On apprenait pourtant, dans la presse d'hier, que le treizième round de négociations qui s'ouvre lundi prochain pourrait être celui du blocage. De la part de qui ? De François Hollande, aussi improbable que cela paraisse (mais il peut s'agir d'une rodomontade pré-électorale). Sa prestation du 14 avril à France 2 fut si barbante qu'on ne remarqua pas une phrase – une seule, fétu doré sur une rivière d'ennui : « La France a fixé ses conditions, la France a dit que s'il n'y a pas de réciprocité, s'il n'y a pas de transparence, si pour les agriculteurs il y a un danger, si l'on n'a pas accès aux marchés publics et si, en revanche, les Etats-Unis peuvent avoir accès à tout ce qu'on fait ici, je ne l'accepterai pas. »
Et justement, le TTIP-TAFTA organise, au nom de la « concurrence pure et parfaite » et autres arnaques libérales, le règne politico-économique des très grandes entreprises transnationales. Avec trois conséquences :
1. institutionnaliser la non-transparence (les stratégies des firmes étant opaques par définition) ;
2. créer un rapport de forces mécaniquement favorable aux firmes américaines ;
3. interdire aux Etats européens de faire contrepoids, en autorisant les multinationales à faire annuler en justice les législations nationales qui leur déplairont.

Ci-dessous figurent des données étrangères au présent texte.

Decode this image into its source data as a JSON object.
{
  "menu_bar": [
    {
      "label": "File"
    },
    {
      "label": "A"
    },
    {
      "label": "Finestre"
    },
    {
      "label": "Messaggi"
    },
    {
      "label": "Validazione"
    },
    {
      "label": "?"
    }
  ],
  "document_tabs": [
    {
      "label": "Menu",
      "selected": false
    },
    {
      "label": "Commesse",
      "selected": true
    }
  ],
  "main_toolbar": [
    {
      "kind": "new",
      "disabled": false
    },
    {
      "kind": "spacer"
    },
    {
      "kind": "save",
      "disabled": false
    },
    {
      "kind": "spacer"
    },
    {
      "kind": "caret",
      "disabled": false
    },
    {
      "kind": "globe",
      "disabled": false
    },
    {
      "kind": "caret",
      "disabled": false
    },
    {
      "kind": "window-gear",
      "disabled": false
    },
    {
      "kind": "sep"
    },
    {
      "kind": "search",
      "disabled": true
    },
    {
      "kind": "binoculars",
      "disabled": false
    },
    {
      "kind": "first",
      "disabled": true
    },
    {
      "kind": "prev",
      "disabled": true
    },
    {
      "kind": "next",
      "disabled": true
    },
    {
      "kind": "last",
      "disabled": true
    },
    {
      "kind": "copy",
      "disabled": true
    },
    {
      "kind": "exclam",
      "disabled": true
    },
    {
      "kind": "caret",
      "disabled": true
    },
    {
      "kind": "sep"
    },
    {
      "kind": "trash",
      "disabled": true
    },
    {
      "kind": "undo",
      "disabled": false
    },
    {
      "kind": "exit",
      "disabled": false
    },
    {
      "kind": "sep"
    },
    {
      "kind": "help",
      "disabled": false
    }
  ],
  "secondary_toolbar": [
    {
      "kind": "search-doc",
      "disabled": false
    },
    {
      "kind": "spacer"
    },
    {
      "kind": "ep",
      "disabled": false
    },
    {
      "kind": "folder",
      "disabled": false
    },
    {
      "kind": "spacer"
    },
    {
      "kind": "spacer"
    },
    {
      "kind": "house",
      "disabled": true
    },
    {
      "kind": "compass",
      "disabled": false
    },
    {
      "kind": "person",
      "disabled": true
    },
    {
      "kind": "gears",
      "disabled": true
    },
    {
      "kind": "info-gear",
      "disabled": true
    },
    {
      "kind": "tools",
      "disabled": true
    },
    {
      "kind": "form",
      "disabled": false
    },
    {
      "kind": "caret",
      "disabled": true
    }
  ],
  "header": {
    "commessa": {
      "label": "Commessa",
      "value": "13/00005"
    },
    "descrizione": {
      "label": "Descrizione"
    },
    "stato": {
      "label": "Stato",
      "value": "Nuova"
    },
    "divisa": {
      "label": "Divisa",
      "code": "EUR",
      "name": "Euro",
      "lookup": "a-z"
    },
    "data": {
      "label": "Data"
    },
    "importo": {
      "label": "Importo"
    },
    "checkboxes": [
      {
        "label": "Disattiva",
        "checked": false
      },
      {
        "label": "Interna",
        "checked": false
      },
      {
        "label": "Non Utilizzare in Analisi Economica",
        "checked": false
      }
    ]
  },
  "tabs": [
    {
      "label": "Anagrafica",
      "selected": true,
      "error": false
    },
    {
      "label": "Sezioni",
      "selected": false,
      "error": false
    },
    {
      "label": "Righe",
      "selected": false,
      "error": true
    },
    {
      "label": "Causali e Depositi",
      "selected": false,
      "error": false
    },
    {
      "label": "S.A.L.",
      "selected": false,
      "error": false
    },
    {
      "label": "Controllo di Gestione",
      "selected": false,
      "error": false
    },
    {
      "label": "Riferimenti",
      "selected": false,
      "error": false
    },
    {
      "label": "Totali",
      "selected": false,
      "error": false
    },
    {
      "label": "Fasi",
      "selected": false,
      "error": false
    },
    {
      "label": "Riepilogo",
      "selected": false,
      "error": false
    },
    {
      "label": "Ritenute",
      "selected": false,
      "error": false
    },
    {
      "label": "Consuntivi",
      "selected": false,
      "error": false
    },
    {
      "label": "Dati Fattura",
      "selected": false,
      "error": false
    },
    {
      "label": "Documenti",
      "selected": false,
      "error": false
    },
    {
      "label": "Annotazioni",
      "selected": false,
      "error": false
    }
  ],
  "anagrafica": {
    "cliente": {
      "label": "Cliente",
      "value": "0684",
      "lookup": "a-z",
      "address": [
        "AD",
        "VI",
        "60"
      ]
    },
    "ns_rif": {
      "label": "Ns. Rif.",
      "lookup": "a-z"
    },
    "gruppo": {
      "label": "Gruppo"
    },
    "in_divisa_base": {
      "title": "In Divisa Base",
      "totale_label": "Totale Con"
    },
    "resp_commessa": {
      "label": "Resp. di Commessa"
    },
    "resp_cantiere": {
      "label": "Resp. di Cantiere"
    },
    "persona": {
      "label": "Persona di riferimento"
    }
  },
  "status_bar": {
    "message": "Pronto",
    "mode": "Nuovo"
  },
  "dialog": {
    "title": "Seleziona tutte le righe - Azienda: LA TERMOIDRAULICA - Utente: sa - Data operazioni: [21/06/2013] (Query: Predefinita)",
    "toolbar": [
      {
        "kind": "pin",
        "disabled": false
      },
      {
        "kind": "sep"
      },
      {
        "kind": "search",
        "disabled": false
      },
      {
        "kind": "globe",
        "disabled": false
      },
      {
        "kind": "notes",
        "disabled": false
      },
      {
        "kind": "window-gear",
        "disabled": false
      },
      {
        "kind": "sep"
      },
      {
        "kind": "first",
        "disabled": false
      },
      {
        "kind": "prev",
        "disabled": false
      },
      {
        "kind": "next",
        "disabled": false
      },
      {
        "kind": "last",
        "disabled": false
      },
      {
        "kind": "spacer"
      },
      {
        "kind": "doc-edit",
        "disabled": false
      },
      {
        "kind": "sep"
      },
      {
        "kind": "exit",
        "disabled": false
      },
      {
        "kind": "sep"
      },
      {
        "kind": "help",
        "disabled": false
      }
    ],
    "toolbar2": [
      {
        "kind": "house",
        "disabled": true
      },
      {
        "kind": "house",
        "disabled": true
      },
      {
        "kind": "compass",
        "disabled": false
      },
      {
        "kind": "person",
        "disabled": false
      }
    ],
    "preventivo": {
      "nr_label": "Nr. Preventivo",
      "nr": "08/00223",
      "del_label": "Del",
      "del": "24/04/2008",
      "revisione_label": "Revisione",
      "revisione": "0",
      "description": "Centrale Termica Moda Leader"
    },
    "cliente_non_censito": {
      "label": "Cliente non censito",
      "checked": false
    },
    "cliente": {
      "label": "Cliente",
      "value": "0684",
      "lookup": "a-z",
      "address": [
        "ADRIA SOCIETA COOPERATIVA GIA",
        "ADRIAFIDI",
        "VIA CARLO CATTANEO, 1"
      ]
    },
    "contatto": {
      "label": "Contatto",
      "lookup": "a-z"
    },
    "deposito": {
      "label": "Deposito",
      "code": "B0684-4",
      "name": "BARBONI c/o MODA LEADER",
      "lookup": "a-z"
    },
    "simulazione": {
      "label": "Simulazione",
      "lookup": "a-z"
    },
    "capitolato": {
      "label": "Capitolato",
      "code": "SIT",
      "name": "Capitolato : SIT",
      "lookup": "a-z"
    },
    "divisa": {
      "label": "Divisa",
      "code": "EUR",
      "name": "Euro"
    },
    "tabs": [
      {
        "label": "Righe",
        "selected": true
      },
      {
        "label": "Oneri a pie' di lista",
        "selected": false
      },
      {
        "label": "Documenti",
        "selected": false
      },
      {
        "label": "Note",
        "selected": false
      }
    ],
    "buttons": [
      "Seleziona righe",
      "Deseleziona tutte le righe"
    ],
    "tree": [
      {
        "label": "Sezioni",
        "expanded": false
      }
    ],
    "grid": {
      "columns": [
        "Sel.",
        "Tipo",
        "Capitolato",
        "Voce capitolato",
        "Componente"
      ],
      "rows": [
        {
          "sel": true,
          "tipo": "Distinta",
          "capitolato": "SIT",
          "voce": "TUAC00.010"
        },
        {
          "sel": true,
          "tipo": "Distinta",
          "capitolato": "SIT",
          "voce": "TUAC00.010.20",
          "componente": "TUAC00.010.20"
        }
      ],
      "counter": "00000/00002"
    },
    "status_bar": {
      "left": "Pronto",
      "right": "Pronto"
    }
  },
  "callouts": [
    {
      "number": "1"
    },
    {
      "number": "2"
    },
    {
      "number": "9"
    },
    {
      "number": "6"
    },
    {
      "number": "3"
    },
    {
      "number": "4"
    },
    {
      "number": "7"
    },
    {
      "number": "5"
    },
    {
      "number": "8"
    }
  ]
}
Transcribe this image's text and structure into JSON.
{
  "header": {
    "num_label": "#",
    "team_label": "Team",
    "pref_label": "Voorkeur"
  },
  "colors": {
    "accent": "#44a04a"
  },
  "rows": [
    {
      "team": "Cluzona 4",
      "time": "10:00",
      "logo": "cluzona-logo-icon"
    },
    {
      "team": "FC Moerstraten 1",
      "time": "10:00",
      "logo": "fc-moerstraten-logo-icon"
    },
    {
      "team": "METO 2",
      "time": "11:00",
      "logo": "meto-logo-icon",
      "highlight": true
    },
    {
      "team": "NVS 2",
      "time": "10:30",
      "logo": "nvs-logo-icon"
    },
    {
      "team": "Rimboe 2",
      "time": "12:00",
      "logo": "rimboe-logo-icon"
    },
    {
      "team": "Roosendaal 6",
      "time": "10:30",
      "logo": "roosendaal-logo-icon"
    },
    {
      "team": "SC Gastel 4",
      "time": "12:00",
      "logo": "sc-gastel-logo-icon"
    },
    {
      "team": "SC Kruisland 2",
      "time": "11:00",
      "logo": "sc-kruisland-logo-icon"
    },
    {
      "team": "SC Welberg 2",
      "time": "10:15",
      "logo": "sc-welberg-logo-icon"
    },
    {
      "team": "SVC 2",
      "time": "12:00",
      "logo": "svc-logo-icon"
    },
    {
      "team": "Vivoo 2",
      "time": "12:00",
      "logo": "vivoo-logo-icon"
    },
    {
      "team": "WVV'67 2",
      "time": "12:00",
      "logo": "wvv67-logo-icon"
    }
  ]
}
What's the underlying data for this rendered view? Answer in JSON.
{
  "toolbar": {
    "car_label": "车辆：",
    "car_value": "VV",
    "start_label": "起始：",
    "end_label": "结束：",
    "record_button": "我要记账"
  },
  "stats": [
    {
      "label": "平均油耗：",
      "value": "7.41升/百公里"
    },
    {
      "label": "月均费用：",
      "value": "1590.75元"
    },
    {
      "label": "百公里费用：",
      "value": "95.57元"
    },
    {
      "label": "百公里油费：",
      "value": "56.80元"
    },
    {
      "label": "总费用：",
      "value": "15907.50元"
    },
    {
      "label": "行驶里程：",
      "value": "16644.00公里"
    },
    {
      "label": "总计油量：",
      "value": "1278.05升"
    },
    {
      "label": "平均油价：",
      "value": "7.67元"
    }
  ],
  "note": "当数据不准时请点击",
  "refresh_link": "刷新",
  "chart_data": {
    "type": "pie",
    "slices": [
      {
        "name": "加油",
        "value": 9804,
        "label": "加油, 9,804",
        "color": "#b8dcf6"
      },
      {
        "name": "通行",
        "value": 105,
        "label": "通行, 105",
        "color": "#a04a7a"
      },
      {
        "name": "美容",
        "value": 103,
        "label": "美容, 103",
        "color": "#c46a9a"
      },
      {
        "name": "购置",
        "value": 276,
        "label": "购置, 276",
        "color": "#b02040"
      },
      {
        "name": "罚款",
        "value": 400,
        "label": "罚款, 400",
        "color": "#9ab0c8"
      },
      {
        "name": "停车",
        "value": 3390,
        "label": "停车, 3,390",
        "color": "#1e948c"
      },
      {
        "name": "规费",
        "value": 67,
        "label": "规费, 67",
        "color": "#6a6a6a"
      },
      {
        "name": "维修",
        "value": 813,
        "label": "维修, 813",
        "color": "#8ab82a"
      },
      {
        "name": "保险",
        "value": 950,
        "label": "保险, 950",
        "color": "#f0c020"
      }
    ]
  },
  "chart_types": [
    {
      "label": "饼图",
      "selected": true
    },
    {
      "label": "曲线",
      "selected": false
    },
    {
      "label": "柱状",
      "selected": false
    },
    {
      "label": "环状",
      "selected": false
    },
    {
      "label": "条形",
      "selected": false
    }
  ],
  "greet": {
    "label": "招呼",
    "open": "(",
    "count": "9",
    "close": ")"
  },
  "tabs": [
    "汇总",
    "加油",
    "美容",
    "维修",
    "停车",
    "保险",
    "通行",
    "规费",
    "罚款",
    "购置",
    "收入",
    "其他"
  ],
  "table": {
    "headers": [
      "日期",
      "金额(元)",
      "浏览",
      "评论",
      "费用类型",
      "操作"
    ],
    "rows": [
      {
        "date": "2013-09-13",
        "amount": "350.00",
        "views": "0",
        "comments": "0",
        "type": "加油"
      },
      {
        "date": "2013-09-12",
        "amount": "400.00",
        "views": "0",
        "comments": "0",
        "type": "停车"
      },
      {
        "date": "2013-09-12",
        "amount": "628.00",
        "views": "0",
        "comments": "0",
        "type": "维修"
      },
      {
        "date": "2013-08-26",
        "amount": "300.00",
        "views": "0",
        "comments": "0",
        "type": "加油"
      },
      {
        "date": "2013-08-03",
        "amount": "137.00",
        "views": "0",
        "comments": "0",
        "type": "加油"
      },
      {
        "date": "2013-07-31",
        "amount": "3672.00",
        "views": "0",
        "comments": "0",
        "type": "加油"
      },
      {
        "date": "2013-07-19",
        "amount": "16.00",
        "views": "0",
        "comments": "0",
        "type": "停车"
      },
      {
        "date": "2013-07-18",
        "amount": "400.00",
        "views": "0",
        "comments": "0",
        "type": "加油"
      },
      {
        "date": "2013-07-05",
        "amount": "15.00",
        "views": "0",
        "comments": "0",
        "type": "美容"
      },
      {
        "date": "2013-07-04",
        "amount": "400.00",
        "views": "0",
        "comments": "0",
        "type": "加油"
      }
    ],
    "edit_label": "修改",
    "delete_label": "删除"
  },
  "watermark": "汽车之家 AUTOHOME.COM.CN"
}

M. Hollande sera donc obligé de « ne pas accepter » le TTIP-TAFTA. S'il tient parole... D'où notre incrédulité.
Nous sommes incrédules aussi lorsque l'eurodéputé Lamassoure, chef de file LR au Parlement de Strasbourg-Bruxelles, dit « craindre » que le prochain président américain fasse du protectionnisme : ce qui condamnerait (selon lui) le TTIP-TAFTA... Mais la Maison Blanche a toujours fait du protectionnisme déguisé, tout en vouant le rest of the world au libre-échangisme. C'était déjà le cas quand elle bénissait l'engrenage du TTIP-TAFTA : l'élection de Mme Clinton ou de M. Trump n'introduira qu'une différence de style.
Nous sommes également incrédules à cause du « couple franco-allemand », cadavre politique mais qui bouge encore. Mme Merkel a donné le feu vert à la mise en marche de l'engrenage en juillet 2013 (pour des raisons qui ne sont pas toutes élucidées) ; M. Hollande n'oserait se fâcher avec Mme Merkel en ce printemps 2016, où l'on joue à se faire peur avec le Brexit**.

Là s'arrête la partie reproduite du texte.